Disability groups question ethics of Wisconsin teen's death

Jerika Bolen of Appleton died last week
Posted at 10:29 AM, Sep 28, 2016
and last updated 2016-09-28 11:55:27-04
APPLETON, Wis. (AP) -- Disability rights organizations said the death of a Wisconsin teenager who was allowed to end treatment of her incurable disease was an injustice.
The Post-Crescent reported that Jerika Bolen, 14, died Thursday at a Sheboygan Falls hospice center after drawing national attention for her decision to end a lifelong fight against spinal muscular atrophy type two. The disease left her mostly immobile and with severe, chronic pain.
Disability advocates questioned Jerika's care, claiming that severe pain isn't characteristic of the disease. New York advocate Dominick Evans said his questions came from personal experience.
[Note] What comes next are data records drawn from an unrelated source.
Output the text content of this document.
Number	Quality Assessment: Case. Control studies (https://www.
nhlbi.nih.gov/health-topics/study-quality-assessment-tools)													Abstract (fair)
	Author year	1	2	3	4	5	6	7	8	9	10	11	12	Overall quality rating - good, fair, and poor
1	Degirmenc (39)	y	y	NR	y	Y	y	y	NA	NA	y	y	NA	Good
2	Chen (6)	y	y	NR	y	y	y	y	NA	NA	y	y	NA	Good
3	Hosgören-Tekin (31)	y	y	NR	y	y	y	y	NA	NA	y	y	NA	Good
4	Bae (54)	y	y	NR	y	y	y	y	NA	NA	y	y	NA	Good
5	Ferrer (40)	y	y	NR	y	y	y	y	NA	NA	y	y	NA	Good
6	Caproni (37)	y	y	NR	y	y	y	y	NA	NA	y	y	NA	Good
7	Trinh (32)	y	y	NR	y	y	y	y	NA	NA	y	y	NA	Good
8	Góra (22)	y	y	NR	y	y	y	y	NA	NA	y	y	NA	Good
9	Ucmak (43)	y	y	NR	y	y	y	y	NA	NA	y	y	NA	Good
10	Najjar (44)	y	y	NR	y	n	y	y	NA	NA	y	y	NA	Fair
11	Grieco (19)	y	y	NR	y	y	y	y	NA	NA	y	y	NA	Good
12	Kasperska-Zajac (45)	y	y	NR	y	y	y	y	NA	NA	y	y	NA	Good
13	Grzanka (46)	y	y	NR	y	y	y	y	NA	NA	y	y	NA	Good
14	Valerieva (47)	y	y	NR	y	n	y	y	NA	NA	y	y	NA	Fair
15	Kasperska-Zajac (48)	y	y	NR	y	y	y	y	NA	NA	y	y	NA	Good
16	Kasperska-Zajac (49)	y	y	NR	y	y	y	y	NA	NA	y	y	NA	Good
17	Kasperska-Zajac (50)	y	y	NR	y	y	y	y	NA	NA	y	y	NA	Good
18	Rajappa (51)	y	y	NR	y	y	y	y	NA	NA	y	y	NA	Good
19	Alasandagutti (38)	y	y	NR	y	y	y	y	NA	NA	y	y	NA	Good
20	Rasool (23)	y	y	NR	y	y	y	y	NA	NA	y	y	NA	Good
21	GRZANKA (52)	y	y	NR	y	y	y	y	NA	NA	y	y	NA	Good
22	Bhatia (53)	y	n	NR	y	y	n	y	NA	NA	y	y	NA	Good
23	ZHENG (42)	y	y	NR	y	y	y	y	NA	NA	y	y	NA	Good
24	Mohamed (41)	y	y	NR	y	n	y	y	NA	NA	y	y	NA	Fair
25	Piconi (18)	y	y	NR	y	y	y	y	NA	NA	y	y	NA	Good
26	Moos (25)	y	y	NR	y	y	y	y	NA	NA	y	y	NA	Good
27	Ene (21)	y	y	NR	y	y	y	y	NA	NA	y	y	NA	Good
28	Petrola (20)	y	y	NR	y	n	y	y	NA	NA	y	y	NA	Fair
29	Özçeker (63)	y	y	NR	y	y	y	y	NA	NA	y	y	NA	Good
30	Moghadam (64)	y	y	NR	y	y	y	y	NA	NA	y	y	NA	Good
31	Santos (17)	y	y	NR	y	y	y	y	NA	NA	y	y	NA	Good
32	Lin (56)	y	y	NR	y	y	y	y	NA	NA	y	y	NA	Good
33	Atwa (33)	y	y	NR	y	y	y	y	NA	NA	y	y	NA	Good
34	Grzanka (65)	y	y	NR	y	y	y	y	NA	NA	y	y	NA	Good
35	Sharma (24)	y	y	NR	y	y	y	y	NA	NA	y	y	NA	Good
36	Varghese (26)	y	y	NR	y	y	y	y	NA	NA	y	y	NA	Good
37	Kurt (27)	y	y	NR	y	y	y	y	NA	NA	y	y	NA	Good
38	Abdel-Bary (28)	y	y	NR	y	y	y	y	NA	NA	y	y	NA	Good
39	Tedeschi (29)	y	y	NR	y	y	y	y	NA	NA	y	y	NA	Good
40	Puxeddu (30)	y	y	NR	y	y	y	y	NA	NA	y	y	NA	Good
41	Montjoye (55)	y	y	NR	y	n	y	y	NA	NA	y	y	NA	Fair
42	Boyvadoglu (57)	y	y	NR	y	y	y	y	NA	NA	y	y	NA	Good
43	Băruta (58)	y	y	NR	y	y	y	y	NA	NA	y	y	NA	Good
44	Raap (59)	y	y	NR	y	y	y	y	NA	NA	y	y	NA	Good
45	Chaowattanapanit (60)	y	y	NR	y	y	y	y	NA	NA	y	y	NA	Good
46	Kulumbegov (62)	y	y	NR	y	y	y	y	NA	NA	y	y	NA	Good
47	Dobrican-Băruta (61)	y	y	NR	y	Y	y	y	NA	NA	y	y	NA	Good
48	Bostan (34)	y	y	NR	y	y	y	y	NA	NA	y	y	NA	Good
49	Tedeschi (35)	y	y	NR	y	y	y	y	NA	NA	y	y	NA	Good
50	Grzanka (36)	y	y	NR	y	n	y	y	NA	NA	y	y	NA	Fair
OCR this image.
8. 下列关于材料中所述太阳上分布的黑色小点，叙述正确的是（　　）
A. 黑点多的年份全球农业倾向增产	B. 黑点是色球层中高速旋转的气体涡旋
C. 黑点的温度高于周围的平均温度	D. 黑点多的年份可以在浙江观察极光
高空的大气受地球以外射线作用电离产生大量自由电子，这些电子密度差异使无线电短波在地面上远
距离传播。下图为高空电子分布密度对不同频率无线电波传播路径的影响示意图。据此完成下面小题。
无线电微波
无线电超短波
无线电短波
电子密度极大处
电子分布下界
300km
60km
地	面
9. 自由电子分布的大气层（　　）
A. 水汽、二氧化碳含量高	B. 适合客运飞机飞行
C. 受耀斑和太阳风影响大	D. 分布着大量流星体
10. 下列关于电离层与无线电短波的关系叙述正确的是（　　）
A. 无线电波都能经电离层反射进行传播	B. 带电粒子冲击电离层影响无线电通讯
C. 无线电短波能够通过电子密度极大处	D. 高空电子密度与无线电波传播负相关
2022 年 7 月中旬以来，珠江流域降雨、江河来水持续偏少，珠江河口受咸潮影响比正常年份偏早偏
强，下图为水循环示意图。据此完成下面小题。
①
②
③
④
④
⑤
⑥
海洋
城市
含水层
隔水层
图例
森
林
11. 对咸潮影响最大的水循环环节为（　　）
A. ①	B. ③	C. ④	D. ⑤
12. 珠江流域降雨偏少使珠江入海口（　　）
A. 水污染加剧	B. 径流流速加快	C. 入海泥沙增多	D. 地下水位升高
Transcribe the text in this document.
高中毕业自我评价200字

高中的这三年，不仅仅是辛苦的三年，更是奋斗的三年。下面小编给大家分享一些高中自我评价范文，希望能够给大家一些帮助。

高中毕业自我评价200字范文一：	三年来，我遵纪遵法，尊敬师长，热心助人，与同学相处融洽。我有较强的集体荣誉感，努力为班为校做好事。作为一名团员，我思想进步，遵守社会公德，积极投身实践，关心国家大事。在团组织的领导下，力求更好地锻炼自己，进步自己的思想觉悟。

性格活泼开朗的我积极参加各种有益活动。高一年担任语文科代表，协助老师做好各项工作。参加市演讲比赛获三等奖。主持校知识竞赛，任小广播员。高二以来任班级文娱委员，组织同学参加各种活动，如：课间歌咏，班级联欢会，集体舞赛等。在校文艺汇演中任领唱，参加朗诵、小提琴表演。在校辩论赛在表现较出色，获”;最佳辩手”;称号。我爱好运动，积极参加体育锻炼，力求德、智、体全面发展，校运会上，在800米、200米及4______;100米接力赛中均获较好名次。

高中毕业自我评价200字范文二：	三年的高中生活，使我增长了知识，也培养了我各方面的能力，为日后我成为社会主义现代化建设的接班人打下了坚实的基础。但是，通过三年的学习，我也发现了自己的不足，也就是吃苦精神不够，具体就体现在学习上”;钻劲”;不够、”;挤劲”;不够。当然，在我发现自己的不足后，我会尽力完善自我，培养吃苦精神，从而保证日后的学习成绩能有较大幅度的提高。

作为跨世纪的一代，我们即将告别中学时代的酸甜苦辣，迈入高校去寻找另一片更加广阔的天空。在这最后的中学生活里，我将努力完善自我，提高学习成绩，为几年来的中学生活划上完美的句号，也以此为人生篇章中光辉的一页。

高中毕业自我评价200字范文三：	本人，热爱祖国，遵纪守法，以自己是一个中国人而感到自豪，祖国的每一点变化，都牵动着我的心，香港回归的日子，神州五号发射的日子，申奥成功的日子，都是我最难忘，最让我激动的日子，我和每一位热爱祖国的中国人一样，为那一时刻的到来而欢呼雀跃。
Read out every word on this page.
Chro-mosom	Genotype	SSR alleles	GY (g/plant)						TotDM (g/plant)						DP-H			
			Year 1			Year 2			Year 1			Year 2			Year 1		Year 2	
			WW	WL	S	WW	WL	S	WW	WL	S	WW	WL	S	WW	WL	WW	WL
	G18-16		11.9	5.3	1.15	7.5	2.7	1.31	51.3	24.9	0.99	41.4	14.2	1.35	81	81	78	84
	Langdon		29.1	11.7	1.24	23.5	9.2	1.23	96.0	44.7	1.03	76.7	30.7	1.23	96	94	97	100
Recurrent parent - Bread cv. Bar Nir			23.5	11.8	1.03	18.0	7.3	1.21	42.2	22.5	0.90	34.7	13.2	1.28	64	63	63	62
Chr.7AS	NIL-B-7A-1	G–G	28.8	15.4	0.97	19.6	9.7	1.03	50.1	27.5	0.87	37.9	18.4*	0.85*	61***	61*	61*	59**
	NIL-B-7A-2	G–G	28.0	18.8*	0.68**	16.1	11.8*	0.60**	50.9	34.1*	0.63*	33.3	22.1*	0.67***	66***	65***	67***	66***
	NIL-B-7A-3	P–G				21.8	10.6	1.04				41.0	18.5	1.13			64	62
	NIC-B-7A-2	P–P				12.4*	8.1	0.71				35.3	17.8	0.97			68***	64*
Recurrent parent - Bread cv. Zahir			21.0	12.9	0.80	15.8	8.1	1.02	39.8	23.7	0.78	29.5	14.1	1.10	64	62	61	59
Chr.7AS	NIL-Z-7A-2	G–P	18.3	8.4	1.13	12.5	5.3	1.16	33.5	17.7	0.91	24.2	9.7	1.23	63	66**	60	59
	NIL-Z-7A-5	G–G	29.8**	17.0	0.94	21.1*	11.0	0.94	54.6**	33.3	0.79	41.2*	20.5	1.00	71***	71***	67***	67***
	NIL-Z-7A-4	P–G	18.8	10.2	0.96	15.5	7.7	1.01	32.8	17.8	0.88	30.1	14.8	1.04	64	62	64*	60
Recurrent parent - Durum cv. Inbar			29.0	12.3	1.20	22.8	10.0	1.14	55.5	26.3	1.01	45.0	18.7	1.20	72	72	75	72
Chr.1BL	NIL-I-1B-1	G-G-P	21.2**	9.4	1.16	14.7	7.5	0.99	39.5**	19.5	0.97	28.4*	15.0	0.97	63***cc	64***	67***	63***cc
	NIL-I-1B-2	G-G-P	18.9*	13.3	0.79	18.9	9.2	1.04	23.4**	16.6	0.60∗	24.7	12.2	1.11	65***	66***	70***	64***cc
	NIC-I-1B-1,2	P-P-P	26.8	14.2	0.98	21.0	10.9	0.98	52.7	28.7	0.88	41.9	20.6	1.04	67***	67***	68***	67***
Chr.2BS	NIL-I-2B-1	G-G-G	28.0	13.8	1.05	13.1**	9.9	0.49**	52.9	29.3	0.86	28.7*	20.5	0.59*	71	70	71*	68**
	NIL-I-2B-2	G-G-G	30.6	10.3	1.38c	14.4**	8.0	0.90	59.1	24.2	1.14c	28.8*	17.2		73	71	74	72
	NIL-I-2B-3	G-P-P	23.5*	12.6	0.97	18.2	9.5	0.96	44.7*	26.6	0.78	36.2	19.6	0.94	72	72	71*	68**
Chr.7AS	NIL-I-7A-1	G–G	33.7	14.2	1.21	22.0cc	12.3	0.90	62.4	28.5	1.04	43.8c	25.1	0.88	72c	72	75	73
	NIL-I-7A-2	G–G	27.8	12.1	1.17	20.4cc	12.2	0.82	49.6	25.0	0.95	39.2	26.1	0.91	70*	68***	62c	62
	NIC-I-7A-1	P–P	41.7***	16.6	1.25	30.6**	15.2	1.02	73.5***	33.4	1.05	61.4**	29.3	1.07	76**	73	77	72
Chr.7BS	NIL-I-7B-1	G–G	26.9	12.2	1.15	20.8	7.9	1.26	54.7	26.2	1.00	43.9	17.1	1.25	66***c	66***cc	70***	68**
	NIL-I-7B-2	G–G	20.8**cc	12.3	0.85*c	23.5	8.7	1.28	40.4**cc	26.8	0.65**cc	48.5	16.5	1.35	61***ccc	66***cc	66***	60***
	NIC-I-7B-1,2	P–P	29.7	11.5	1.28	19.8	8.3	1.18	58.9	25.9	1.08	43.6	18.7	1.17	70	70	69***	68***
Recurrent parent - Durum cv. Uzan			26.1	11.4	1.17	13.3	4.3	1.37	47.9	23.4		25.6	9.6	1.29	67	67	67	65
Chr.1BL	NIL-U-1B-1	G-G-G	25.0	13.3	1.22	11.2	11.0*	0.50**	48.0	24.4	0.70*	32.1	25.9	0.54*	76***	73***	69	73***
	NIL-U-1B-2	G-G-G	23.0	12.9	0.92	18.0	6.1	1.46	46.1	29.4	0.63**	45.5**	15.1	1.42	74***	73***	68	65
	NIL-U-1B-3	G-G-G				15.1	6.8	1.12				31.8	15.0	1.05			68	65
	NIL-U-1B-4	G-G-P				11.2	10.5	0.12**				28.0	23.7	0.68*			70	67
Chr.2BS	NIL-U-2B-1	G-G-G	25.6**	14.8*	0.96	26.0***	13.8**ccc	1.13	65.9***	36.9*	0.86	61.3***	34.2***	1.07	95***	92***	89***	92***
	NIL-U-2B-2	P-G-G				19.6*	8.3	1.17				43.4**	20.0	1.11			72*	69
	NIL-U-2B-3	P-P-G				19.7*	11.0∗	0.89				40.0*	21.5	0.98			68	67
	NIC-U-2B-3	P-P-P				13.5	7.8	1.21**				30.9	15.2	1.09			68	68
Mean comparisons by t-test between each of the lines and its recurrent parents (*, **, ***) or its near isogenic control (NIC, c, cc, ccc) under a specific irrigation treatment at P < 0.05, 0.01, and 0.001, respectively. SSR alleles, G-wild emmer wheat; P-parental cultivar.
Evans has spinal muscular atrophy type 3 and said teens with disabilities easily lose a sense of their self-worth.
"Our society teaches us that disability is bad, that disability will kill you and that's a horribly oppressing thing for a teenager to hear," said Evans.
Evans was among those expressing concern for Jerika's emotional state and whether she was influenced by others.
Not Dead Yet, a New York-based anti-euthanasia organization, issued a statement after Jerika's death, criticizing the news coverage as "one-sided applause for her suicide."
The group joined with Disabled Parents Rights, NMD United and the Autistic Self Advocacy Network to send a letter to the Wisconsin Department of Children and Families in early August to asked that they investigate Jerikas's care.
Disability Rights Wisconsin sent a separate letter to Outagamie County child protection authorities.
The newspaper said both agencies declined to comment following Jerika's death.
Jerika's mother, Jen Bolen, defended her daughter's decision and said they did all they could to maintain Jerika's quality of life.
"My only words to anyone questioning this is that I love that girl with every cell in my being," Bolen said, "and no one in their right mind would let someone suffer like she was."
Jerika's decision to end her life attracted widespread attention, including on social media. More than a 1,000 people attended a prom thrown in her honor in July at a ballroom in Appleton as a last wish.